A Sabbatical

For the first time in my adult life, I’m not employed. I don’t have a career. A little over a year ago, I decided to take a ‘sabbatical’ of sorts after leaving the State Department – partly of my own choosing after a particularly brutal last year in Washington and partly out of the reality that I wouldn’t arrive in the UK with a job offer in hand.

Back when I was burning the midnight oil, I felt like my time at the office constantly interfered with the things I wanted to do in my personal time. I didn’t have a work-life balance, which I realised was crucial for me because work wasn’t my life.  My husband and I were increasingly living in separate countries – he in the United Kingdom, and me wherever the State Department sent me.

It was ok for a while.  We had full lives and a happy time when we were together.  But the time came when we wanted a family, and we couldn’t see how that would be possible if we were both working in separate countries, one of which has the most abysmal maternity leave policies (or lack thereof) in the developed world.

We had choices, I guess. I suppose I could have been a geographically single-mother when my husband was away working. I could have found a daycare for $2000 a month to put the baby in when he was 8 weeks old (because that’s about as much time as I would have been able to take off) and tried to leave work before 7pm so I could care for him myself. My husband could have become a full-time stay at home person, following me around the world and looking after our kids (sounds glamorous but Diplomatic life can be pretty unforgiving).  Or I could leave my job and move back to the UK with my husband.

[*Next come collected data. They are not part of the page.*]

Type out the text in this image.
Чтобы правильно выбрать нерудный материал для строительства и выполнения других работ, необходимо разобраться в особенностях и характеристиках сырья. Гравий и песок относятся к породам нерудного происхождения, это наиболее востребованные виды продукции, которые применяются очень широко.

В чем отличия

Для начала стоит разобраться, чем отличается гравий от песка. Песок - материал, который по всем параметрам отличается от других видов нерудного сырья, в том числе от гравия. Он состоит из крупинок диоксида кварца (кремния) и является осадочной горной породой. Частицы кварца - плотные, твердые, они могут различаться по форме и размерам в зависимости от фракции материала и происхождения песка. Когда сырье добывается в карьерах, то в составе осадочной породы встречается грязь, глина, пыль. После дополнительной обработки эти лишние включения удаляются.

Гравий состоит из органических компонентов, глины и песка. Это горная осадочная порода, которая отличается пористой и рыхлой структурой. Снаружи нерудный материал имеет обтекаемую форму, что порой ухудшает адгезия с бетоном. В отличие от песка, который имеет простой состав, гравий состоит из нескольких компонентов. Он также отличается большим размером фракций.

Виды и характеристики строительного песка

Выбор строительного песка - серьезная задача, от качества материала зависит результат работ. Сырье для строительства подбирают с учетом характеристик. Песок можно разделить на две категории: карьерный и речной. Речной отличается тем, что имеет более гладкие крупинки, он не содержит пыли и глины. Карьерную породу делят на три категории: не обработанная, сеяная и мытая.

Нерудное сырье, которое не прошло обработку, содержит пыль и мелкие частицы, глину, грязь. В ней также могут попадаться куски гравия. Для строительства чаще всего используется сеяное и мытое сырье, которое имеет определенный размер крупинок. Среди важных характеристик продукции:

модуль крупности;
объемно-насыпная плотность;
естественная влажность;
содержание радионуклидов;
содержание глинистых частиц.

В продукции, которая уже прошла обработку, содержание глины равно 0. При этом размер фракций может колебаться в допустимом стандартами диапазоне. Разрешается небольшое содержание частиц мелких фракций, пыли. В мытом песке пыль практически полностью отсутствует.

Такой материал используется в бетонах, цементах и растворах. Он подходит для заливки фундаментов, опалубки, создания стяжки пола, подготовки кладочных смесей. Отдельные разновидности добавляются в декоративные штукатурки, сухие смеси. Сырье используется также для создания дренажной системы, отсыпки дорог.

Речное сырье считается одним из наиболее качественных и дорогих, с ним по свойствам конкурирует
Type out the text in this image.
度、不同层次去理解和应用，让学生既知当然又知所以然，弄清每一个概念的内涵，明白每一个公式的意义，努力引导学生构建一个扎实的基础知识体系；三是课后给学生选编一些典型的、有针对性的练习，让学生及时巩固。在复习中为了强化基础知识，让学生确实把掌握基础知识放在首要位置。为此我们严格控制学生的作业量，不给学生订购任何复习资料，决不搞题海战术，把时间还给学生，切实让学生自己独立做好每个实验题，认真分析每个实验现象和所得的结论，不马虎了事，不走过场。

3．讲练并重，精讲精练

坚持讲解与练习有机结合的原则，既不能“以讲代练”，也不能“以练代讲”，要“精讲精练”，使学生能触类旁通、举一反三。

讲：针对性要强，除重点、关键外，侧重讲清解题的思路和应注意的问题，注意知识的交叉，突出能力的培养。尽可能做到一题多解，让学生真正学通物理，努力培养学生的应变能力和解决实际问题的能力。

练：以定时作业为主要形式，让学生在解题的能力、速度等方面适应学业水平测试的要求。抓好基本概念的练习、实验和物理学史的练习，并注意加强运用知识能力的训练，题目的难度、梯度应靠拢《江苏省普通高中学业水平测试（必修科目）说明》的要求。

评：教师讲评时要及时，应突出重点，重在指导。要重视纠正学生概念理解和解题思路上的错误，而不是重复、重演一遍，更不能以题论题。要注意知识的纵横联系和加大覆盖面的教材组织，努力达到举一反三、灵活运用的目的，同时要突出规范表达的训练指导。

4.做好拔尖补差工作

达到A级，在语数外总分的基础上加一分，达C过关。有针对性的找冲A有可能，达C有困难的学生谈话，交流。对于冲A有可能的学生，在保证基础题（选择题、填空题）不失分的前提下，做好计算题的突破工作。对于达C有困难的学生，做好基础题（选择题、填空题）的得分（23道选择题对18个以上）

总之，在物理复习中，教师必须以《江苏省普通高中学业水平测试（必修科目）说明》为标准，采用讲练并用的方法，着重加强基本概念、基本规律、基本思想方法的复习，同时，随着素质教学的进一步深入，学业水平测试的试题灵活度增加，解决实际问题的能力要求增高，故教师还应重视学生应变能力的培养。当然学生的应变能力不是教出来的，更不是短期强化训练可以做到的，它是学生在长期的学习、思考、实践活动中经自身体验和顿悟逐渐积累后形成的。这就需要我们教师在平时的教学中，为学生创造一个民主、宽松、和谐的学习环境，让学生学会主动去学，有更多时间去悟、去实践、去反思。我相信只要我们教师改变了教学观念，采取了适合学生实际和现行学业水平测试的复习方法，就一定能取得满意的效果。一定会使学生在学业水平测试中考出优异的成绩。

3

All things considered, and we did consider all our options for months, we decided we would both be happier if I were to leave my job and move back to the UK.  I had lived in the UK before and had a fulfilling job when I lived here, and I had no doubt I could find such fulfillment and success again.  I wasn’t yet pregnant, but our decision to move back only felt more ‘right’ when we learned we were having a baby (for another post).

Getting pregnant was a welcome surprise, but it threw off my plans to restart my career over in the UK. I applied and interviewed for jobs whilst pregnant, but nothing panned out.  I don’t work in a field where salaries are very high – the work is impactful on a global level but the financial reward is low. I did the sums – monthly transportation into London, nursery, mortgage, groceries – and they didn’t add up.  It would actually cost us money for me to work. And I don’t think my interviewers were too keen to hire someone who would be going on maternity leave in a matter of months.

So I took a big personal risk and I decided I would take a break from my career, and look after the baby full-time.

The time off from working whilst I was pregnant was very healing.  I had a chance to focus on myself and my family. I rested, I pursued creative interests, I learned to cook. Most importantly, I learned that my value as a woman or person in this world isn’t defined by what’s on my CV.  Yes, it’s been a bit bruising at times when I see the incredible things my friends are doing all over the world and in their careers, and I’d be sitting at home watching the Barefoot Contessa or re-runs of The Real Housewives of Wherever. Or when I go to social gatherings and people aren’t that interestd in talking to me anymore.  Yes, that happens.

But the way I see it, I have 30+ years of a career ahead of me if I so wish to pursue that. And I think I do. But there is something to be said for taking a break once in a while, if you can.



3 thoughts on “A Sabbatical

  1. Candice

    You make very good points, and I think that you should be very proud of your bravery to try something new. I know the decision process must have taken a lot of faith in yourself and each other. Very excited for you 😀 And how you are getting to treasure this time and a new way of looking at yourself apart from “career” – we are not defined by the jobs we do or careers we have but our complete selves, and professional attributes (while fun and very worthwhile) represent only one element of that (to paraphrase old Marley 🙃😉🙃).


    1. Thanks 🙂 It does require a bit of bravery, and I do admittedly wake up some mornings aching to be back in the State Department trying to save the world, but I just allow myself to feel what I need to and then move on!